Kings get third straight win vs. Sharks, force Game 7
The puck was sitting underneath Sharks goalie Alex Stalock when Justin Williams whacked at his pads and the narrow space between them. Like a magic trick, the puck popped out behind Stalock in the San Jose net.
While Sharks coach Todd McLellan decried the legality of the tiebreaking goal, the Los Angeles Kings celebrated their latest, greatest escape yet.
Down 0-3 just a few days ago, the Kings squeezed through that minuscule opening and emerged in Game 7.
Williams scored the go-ahead goal with 8:04 to play, and the Kings beat the Sharks 4-1 in Game 6 on Monday night, rallying all the way back from a daunting series deficit.

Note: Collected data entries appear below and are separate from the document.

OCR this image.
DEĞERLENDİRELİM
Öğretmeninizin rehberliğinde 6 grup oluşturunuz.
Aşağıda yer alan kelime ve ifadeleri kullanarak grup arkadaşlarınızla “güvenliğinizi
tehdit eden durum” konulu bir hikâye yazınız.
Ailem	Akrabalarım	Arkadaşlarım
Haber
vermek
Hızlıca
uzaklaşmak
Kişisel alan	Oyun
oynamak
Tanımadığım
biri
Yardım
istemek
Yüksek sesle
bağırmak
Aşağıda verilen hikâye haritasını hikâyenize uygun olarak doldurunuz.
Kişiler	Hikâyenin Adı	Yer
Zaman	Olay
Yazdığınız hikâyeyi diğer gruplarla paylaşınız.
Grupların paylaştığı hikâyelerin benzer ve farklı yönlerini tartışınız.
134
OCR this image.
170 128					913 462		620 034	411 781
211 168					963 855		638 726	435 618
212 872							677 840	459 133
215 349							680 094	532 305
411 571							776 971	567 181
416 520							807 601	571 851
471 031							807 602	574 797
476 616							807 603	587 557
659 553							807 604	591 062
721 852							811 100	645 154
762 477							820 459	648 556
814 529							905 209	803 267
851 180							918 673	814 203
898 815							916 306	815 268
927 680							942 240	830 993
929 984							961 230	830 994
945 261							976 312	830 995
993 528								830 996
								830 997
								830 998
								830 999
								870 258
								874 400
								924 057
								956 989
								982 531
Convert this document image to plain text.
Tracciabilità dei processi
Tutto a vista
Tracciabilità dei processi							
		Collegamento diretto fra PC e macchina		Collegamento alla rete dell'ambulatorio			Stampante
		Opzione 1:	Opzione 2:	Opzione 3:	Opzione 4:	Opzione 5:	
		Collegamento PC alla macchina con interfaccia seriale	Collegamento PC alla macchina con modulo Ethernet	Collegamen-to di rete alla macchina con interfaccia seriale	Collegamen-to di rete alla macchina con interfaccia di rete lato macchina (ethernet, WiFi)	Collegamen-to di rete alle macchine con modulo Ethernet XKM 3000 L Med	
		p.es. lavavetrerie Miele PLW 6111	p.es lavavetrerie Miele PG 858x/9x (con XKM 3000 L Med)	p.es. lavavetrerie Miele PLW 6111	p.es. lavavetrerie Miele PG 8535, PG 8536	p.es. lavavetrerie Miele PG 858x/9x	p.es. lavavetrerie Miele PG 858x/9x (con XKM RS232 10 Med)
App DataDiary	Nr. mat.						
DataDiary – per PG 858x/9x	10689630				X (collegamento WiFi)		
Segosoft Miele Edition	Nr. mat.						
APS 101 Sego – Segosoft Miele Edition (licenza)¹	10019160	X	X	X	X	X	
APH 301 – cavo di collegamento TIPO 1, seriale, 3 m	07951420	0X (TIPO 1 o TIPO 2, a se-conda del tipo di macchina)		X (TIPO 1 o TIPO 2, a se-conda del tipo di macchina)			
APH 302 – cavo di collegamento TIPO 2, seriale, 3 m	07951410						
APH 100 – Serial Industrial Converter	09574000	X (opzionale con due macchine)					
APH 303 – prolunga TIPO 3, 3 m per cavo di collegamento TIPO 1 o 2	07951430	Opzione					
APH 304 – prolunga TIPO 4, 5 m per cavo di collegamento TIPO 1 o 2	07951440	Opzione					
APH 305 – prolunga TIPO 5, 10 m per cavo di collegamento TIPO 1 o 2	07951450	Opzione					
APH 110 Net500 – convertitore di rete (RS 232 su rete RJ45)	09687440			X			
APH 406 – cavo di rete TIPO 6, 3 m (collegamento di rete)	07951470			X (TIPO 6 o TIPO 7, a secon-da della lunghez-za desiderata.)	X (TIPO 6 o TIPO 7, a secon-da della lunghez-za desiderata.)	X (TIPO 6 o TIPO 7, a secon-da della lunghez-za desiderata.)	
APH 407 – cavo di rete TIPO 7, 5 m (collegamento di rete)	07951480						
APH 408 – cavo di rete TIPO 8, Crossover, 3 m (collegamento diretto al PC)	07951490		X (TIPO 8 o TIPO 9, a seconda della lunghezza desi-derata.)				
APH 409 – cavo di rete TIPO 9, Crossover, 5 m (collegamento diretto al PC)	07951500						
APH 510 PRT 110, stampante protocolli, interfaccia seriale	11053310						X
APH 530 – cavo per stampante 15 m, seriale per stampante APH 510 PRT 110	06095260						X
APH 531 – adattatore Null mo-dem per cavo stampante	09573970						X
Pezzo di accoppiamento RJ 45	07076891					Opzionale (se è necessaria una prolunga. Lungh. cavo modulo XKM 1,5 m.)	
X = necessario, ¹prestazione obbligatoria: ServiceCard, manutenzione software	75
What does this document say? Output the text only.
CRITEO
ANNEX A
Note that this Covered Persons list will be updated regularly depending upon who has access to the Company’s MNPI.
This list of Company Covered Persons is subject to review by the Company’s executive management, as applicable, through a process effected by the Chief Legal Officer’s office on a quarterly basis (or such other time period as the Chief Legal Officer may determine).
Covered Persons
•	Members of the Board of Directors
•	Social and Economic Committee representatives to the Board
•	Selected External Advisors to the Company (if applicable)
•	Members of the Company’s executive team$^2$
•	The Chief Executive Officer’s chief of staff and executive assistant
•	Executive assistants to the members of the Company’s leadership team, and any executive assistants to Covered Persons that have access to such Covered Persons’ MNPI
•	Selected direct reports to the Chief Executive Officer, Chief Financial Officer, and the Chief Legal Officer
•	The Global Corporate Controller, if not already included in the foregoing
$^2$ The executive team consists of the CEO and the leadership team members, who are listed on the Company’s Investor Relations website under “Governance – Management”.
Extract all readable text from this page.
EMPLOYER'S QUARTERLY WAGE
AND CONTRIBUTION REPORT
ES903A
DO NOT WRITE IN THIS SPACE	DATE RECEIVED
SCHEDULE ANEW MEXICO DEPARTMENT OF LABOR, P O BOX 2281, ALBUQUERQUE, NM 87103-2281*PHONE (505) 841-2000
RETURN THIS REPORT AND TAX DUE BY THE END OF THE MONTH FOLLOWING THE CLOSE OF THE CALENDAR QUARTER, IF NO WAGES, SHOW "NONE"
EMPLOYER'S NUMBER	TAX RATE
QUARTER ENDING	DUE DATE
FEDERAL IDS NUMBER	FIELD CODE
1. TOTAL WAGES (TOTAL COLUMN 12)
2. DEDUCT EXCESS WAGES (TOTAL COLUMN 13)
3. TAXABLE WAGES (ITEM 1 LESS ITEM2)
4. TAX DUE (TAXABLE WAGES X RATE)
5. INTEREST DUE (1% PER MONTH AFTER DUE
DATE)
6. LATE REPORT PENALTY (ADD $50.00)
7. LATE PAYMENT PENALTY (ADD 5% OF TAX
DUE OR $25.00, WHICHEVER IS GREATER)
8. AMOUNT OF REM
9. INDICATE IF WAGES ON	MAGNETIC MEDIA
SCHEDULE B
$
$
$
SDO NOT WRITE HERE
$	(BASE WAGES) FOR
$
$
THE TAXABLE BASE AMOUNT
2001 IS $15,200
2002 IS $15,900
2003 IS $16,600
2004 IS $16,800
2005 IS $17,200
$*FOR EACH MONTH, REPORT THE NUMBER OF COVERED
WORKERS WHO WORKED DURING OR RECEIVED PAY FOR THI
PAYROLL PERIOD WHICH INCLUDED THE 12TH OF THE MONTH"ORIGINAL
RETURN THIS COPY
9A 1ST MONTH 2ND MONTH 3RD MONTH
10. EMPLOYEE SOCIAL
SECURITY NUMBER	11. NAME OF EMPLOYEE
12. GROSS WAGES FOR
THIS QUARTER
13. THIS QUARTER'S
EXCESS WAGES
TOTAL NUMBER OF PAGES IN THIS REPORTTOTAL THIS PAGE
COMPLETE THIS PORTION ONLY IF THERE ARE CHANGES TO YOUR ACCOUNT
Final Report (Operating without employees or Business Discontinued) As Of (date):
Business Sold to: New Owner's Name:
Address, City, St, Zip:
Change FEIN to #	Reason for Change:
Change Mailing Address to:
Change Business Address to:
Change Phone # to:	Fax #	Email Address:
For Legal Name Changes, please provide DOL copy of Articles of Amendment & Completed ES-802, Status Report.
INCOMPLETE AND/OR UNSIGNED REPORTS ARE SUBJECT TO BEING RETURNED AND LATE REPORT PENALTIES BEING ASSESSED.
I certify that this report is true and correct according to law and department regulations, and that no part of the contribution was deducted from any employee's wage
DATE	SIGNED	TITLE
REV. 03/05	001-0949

Williams and Anze Kopitar each had two goals and an assist, and Jonathan Quick made 25 saves as the Kings became just the ninth team in NHL history to force a seventh game after losing the first three.
"We certainly didn’t want to go away quiet," Kopitar said. "We’re only thinking about one more step now. We’re going to have to play our best game of the series up there."
Just three teams in NHL history have rallied from an 0-3 deficit to win a series, and Los Angeles has earned a shot to join them. The winner of the California rivals’ third playoff meeting in four years will face the top-seeded Anaheim Ducks in the second round.
After watching three Kings goals and several violent scrums in the final minutes, Los Angeles’ fans roared with an intensity that likely hadn’t been reached since the Kings’ Stanley Cup run two years ago, sending their team back to the Shark Tank on Wednesday night.
A tie game turned when Williams whacked home Robyn Regehr’s shot at Stalock, using the opportunistic scoring sense that has made the two-time Stanley Cup champion into a clutch playoff performer.
"Maybe we got a break, maybe we didn’t," Williams said. "But nobody blew the whistle."
San Jose’s bench loudly protested the call, saying the puck should have been blown dead under Stalock, but it was upheld on video review.
"We got cheated," McLellan said. "Simple as that. I was told that you could see the puck laying behind his feet the whole time."
McLellan said the Sharks couldn’t see the puck on video review. Kings coach Darryl Sutter thought replays showed the puck was loose.
Kopitar followed with two goals 1:15 apart for the Kings, who have outscored San Jose 13-4 in the last three games after San Jose dominated the first three by a combined 17-8.
Stalock stopped 26 shots in his first NHL playoff start, and James Sheppard scored on a double deflection in the second period for the spiraling Sharks. After utterly dominating the first two games, San Jose has scored just one goal against Quick in the last 128:24 in the series.
"In my mind, if it gets to Game 7, it doesn’t matter how it gets there," Sharks forward Logan Couture said. "It gets there, and you’re going for one game. We played all year for the home ice. I’m sure our building is going to be loud. We’ve got to turn this thing around and win that game."
McLellan changed starting goalies after Stanley Cup winner Antti Niemi was pulled from each of the last two losses. McLellan took a risk on Stalock, whose NHL experience consists of 27 regular-season games and 57 minutes of scoreless relief in this series.
Drew Doughty had two assists for Los Angeles, which lost the first three games of the series in discouraging fashion before rallying with resounding victories at home in Game 4 and at the Shark Tank in Game 5 on Saturday night. Doughty set up the Kings’ first goal with a sharp pass to Williams, who has four goals in the Kings’ last two home games.
San Jose got a 5-on-3 advantage for 1:38 early in the second period, but the Kings killed it off. The Sharks finally tied it moments after a third fruitless power play when Sheppard deflected Justin Braun’s slap shot out of midair and off Regehr.
After Williams’ go-ahead score, Kopitar got loose on a 2-on-1 rush with Williams, who set him up perfectly. Kopitar added a power-play goal.
The Philadelphia Flyers are one of the three teams to accomplish what the Kings hope to do, rallying from three games down to beat Boston in 2010 with a roster including current Kings forwards Jeff Carter and Mike Richards.
The Sharks played without key defenseman Marc-Edouard Vlasic, who left Game 5 early with an upper-body injury. The Canadian Olympic gold medalist was replaced by Matt Irwin, while streaky forward Marty Havlat also was in San Jose’s lineup for the first time in the series, replacing Mike Brown.
NOTES: Los Angeles lost D Willie Mitchell to an undisclosed injury during the second period. . . . The Sharks hadn’t changed their starting goalie during the playoffs since 2001, when Miikka Kiprusoff took over for Evgeni Nabokov during a series. . . . Vlasic had played in all 84 possible playoff games since joining the Sharks for the 2006-07 season.